Même si ces chiffres liés au trafic de stupéfiants ne sont sans doute que la partie émergée de l’iceberg de l’économie parallèle, ils dessinent tout de même une réalité éloignée de l’image dépeinte par les reportages à sensation. « Cela veut dire, localement, que ce n’est pas la guerre au quotidien, dans les rues, dans les quartiers populaires, entre des forces de police surarmées et des gangs de dealers, indique Pierre Mercklé. Ce n’est pas comme ça que ça se passe. Le sentiment d’insécurité va aussi se construire de cette façon. Le paradoxe, c’est que cette ville est pointée du doigt et on n’a pas d’enquêtes là-dessus. Je pense que dans la population locale, le sentiment d’insécurité n’est pas plus prononcé qu’ailleurs. »

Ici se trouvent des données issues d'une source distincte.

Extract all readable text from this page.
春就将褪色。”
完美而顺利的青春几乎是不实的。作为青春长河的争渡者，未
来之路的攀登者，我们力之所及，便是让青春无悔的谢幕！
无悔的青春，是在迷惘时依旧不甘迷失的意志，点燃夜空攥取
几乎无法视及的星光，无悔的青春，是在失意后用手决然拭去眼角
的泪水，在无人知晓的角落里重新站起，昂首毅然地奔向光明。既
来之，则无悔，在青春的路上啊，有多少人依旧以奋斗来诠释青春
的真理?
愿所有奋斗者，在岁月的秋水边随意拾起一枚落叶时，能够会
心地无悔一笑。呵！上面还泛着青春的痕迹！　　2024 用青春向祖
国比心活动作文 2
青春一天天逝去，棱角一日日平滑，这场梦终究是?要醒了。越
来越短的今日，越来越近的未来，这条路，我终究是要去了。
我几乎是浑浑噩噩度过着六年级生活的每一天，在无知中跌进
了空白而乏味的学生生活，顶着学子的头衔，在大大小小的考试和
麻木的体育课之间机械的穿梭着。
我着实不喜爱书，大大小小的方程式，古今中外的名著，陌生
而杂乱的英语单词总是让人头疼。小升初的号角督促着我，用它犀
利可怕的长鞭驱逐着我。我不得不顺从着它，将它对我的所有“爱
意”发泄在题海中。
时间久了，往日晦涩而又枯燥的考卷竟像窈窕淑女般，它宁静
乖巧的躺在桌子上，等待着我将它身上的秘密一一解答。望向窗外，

Le taux d’homicide en Isère est inférieur à la moyenne nationale (1,02 par an pour 100 000 habitants, contre 1,32 pour l’ensemble du territoire). Si les chercheurs se sont basés sur des statistiques au niveau départemental, c’est parce qu’à l’échelle de la ville, « il y a trop peu d’homicides pour qu’on puisse en faire des données fiables. Ce sont des choses qui peuvent être parfois confidentielles. On arrive parfois à les avoir par d’autres sources judiciaires et là aussi, Grenoble ne se distingue pas en nombre d’homicides rapportés à la taille de sa population » développe Pierre Mercklé.
Julien Bertrand rappelle que huit homicides sur dix sont commis par une personne connaissant la victime, souvent, dans l’environnement familial. « Lorsqu’on parle des homicides sur la voie publique, ce n’est qu’une toute petite partie de ces faits, ajoute le maître de conférences. On pourrait aussi ajouter un peu de recul historique : les chiffres montrent que le taux d’homicide était plus important dans les années 70 et 80 qu’aujourd’hui. Il y a eu une très importante décrue du taux d’homicide dans les années 90 et 2000 en France et c’est pareil pour l’Isère. Ce qu’on a tendance à oublier, avec l’impression que ces faits sont en augmentation permanente. »

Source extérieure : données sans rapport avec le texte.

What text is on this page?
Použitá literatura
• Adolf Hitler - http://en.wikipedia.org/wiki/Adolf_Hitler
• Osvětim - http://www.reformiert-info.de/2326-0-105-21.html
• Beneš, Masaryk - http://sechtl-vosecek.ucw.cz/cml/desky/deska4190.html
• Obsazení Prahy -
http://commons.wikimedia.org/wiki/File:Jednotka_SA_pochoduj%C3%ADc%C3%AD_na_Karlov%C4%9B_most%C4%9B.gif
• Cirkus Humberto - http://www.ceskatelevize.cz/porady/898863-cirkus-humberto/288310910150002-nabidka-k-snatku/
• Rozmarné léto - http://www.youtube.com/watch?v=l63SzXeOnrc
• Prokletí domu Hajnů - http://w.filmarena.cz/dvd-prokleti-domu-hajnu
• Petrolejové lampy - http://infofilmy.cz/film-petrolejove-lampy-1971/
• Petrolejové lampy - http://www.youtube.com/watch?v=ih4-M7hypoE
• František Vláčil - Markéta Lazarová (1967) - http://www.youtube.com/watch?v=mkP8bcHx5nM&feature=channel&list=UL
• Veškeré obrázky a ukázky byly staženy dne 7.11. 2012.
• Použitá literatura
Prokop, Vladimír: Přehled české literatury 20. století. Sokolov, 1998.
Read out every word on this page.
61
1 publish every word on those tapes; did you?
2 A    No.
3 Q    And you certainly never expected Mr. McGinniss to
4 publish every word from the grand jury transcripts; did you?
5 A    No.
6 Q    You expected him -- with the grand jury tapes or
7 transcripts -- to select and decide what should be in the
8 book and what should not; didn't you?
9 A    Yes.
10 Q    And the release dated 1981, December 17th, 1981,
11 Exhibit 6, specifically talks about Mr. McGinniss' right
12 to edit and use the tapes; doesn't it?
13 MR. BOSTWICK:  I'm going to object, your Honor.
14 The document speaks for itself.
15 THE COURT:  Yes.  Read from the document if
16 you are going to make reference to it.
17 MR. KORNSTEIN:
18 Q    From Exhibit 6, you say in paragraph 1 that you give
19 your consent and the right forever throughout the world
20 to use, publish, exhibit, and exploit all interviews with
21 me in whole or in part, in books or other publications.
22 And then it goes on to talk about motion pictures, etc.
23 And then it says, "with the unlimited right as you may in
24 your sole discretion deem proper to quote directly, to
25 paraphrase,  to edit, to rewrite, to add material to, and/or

Couverture médiatique intense pendant les cycles de violence liés aux règlements de comptes et caractère spectaculaire des homicides et tentatives commis dans la rue marquent les esprits. Mais il s’agit de drames ponctuels. « Les chiffres, incomplets, se prêtent particulièrement bien aux manipulations politiques pour dresser le portrait d’une ville qui serait au bord de l’implosion, sous le joug des trafics », souligne le sociologue.
Et le recul historique permet de nuancer encore plus l’image violente de Grenoble. « Dans les années 60, 70, il est peu question de Grenoble dans ces sujets-là dans la presse nationale. Éventuellement, on y parle d’événements politiques ayant donné lieu à des violences, c’est lié à la période. Mais à cette époque, si l’on parle de crime organisé, on parle plutôt des villes de Lyon ou Marseille. Grenoble n’est pas dans les radars », précise Julien Bertrand.

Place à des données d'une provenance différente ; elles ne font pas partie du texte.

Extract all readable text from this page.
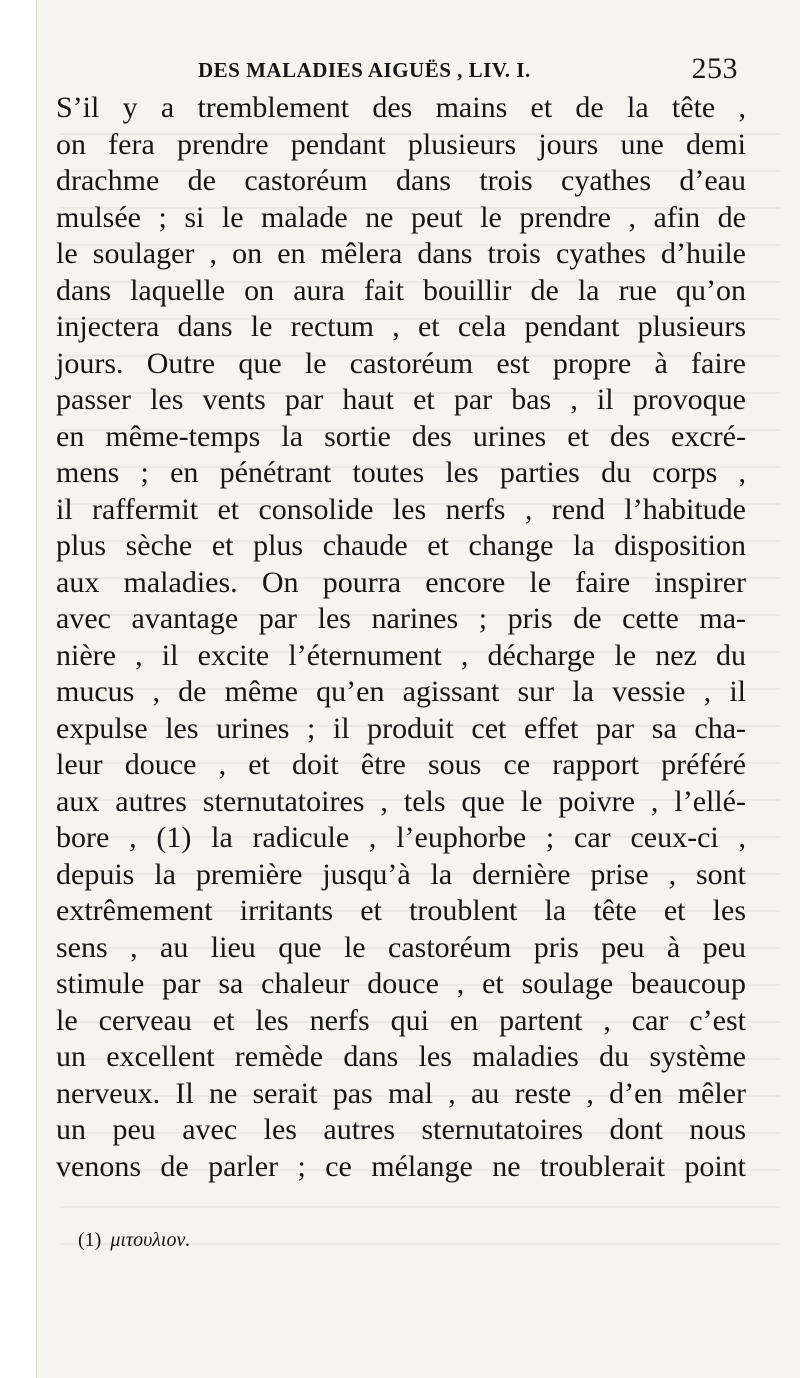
DES MALADIES AIGUËS , LIV. I.	253
S’il y a tremblement des mains et de la tête ,
on fera prendre pendant plusieurs jours une demi
drachme de castoréum dans trois cyathes d’eau
mulsée ; si le malade ne peut le prendre , afin de
le soulager , on en mêlera dans trois cyathes d’huile
dans laquelle on aura fait bouillir de la rue qu’on
injectera dans le rectum , et cela pendant plusieurs
jours. Outre que le castoréum est propre à faire
passer les vents par haut et par bas , il provoque
en même-temps la sortie des urines et des excré-
mens ; en pénétrant toutes les parties du corps ,
il raffermit et consolide les nerfs , rend l’habitude
plus sèche et plus chaude et change la disposition
aux maladies. On pourra encore le faire inspirer
avec avantage par les narines ; pris de cette ma-
nière , il excite l’éternument , décharge le nez du
mucus , de même qu’en agissant sur la vessie , il
expulse les urines ; il produit cet effet par sa cha-
leur douce , et doit être sous ce rapport préféré
aux autres sternutatoires , tels que le poivre , l’ellé-
bore , (1) la radicule , l’euphorbe ; car ceux-ci ,
depuis la première jusqu’à la dernière prise , sont
extrêmement irritants et troublent la tête et les
sens , au lieu que le castoréum pris peu à peu
stimule par sa chaleur douce , et soulage beaucoup
le cerveau et les nerfs qui en partent , car c’est
un excellent remède dans les maladies du système
nerveux. Il ne serait pas mal , au reste , d’en mêler
un peu avec les autres sternutatoires dont nous
venons de parler ; ce mélange ne troublerait point
(1) μιτουλιον.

L’autre face de la médaille grenobloise, c’est son image de paradis des ingénieurs : une technopole dynamique nichée dans son écrin montagneux. Un cliché qui traverse le temps. Déjà en 1979, le journaliste Pierre Frappat s’attaquait à cette vision tronquée de la réalité dans son livre « Grenoble, le mythe blessé ». Près de cinquante ans plus tard, les classements internationaux et communiqués de presse continuent à vanter les vertus d’une ville tournée vers les hautes technologies, un « couple montagne/innovation » identifié par le collectif comme un révélateur d’une réalité sociale particulière, servant parfois à en occulter d’autres.
Certes, Grenoble est la ville de France où la proportion d’ingénieurs est la plus importante. Mais le tissu économique repose en grande partie sur les petites et moyennes entreprises. Les cadres représentent 33 % de la population grenobloise en 2015, contre 13 % en 1965. Un inversement proportionnel avec la population d’ouvriers, qui représentait 29 % des habitants en 1965 contre 12 % en 2015. Cependant, ce changement démographique ne s’est pas forcément traduit par une réduction des inégalités, « au contraire », notent les auteurs. Les communes autour de Grenoble affichent ainsi une très forte ségrégation sociale.
Ce mythe a une dimension performative. C’est-à-dire qu’il ne reste pas dans le ciel des idées, dans l’imaginaire, mais il a des effets dans la réalité, par exemple en orientant des politiques publiques pour favoriser un certain nombre d’investissements, pour être attractifs vis-à-vis d’un salariat hautement qualifié.
Julien Bertrand
Sociologue, membre du Collectif Isaure Perrier
« Dès qu’on observe l’évolution des dynamiques de la ville, on voit les limites de ce modèle de développement, par exemple, Grenoble n’est pas une ville très attractive sur le plan démographique, explicite Julien Bertrand. On voit aussi les limites du développement économique lorsqu’on regarde la progression des emplois ou le niveau de chômage, qui n’est pas sensiblement inférieur au niveau national. » Le taux de pauvreté n’est pas en reste.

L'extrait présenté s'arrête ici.